El portaaviones USS George H.W. Bush ha llegado a aguas cercanas a Irán, convirtiéndose en el tercer buque de guerra estadounidense desplegado en Oriente Medio en medio de negociaciones de paz con el gobierno iraní. Este movimiento se produce mientras el presidente Donald Trump busca consolidar avances en las tensiones con Teherán y aumenta la presión militar en la región.
El USS George H.W. Bush, un portaviones de propulsión nuclear clase Nimitz, arribó después de un viaje de más de 10 días, navegando por la costa oriental de África, rodeando el Cabo de Buena Esperanza y cruzando el Océano Índico. Según el Comando Central de EE.UU., el buque transporta miles de militares adicionales y decenas de cazas avanzados, reforzando significativamente la presencia estadounidense en la zona.
En un posible giro adicional, otro portaviones estadounidense, el USS Gerald Ford, el más grande y moderno de su clase, podría sumarse a las operaciones cerca de Irán después de partir recientemente de Croacia. Este buque ya participó en la operación Furia Épica a fines de febrero y marzo, demostrando su capacidad operativa en escenarios de alto estrés.
Estos despliegues se enmarcan en un bloqueo naval que las fuerzas estadounidenses han mantenido durante los últimos 12 días frente a los puertos iraníes, como parte de las medidas de presión contra la república islámica. A pesar de un cese al fuego indefinido vigente, Trump ha insistido en mantener estas acciones para asegurar concesiones en las negociaciones.

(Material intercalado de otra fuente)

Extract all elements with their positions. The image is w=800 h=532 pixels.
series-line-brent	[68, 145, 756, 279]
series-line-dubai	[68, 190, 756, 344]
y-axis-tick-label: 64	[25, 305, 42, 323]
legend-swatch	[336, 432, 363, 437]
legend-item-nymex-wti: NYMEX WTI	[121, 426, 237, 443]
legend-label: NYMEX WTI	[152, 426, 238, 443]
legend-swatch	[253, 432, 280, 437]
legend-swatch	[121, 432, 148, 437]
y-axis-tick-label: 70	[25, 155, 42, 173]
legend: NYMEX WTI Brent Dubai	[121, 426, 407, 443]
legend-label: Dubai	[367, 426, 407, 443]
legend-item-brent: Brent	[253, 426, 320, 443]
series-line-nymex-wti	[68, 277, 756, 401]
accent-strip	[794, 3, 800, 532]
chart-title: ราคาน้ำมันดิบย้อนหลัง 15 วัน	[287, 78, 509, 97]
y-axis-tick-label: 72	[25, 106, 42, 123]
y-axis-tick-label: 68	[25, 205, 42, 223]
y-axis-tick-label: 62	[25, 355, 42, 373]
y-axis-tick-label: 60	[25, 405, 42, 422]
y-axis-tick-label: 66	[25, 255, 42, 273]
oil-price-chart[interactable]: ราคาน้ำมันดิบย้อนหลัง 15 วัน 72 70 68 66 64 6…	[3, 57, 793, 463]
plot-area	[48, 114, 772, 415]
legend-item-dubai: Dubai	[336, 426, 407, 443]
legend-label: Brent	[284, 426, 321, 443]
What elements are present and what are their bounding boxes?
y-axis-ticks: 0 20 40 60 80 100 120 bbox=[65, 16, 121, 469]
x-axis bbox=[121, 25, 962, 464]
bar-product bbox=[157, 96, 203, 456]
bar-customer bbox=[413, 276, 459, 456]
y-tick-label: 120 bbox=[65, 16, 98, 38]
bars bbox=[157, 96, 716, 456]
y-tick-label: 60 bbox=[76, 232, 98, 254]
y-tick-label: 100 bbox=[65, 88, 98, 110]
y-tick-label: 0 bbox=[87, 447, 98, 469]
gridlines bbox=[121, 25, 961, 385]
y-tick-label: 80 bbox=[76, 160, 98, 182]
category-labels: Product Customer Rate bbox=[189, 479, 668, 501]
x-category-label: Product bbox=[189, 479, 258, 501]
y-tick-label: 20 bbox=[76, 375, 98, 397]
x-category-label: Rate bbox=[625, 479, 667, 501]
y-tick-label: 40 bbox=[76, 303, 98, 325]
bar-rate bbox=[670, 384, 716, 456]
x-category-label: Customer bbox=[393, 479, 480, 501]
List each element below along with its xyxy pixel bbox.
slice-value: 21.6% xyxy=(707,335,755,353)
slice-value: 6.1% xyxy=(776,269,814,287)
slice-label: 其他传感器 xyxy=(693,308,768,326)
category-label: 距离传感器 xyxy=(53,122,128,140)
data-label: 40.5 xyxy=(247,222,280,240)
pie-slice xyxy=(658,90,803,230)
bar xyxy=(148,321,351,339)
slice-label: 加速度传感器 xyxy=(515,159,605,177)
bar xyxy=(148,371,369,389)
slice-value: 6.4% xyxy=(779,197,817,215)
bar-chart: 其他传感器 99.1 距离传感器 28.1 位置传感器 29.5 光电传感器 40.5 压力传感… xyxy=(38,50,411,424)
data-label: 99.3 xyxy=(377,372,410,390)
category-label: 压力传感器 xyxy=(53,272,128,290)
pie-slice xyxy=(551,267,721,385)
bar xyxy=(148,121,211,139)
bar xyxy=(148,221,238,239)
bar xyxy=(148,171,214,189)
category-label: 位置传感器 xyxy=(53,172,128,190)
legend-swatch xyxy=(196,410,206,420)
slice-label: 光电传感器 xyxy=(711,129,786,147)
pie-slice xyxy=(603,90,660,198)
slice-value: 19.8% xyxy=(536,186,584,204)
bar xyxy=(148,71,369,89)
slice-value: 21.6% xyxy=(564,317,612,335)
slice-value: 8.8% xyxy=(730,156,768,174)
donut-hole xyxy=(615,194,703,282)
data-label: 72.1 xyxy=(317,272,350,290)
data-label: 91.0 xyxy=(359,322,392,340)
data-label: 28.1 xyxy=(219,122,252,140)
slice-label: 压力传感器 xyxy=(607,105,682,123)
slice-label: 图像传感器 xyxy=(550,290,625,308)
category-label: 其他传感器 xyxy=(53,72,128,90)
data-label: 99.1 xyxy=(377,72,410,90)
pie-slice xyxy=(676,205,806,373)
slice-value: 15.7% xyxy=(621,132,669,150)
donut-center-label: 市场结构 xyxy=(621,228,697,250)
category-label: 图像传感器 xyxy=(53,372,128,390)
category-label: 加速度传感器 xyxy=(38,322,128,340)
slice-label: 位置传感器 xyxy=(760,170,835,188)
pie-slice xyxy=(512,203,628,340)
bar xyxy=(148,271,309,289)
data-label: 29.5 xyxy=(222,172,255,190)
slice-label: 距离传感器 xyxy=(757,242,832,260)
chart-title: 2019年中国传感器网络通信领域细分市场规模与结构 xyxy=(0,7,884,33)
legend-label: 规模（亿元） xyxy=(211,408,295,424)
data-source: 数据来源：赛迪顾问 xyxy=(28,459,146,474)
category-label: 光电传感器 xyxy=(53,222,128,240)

Este jueves, Trump descartó establecer un plazo para el fin del conflicto, recordando que EE.UU. ha participado en guerras prolongadas como Vietnam e Irak. A través de su red Truth Social, el presidente afirmó que no se siente presionado para acelerar la resolución del conflicto, asegurando que la presión recae sobre Irán. "Si no logran poner en marcha su petróleo, toda su infraestructura petrolera va a estallar", declaró Trump.
El despliegue militar de EE.UU. en la región refleja una estrategia de fuerza y negociación simultánea, mientras el gobierno estadounidense busca asegurar un acuerdo favorable en las conversaciones con Irán. Sin embargo, el aumento de la presencia militar también podría alimentar tensiones en una región ya marcada por conflictos prolongados.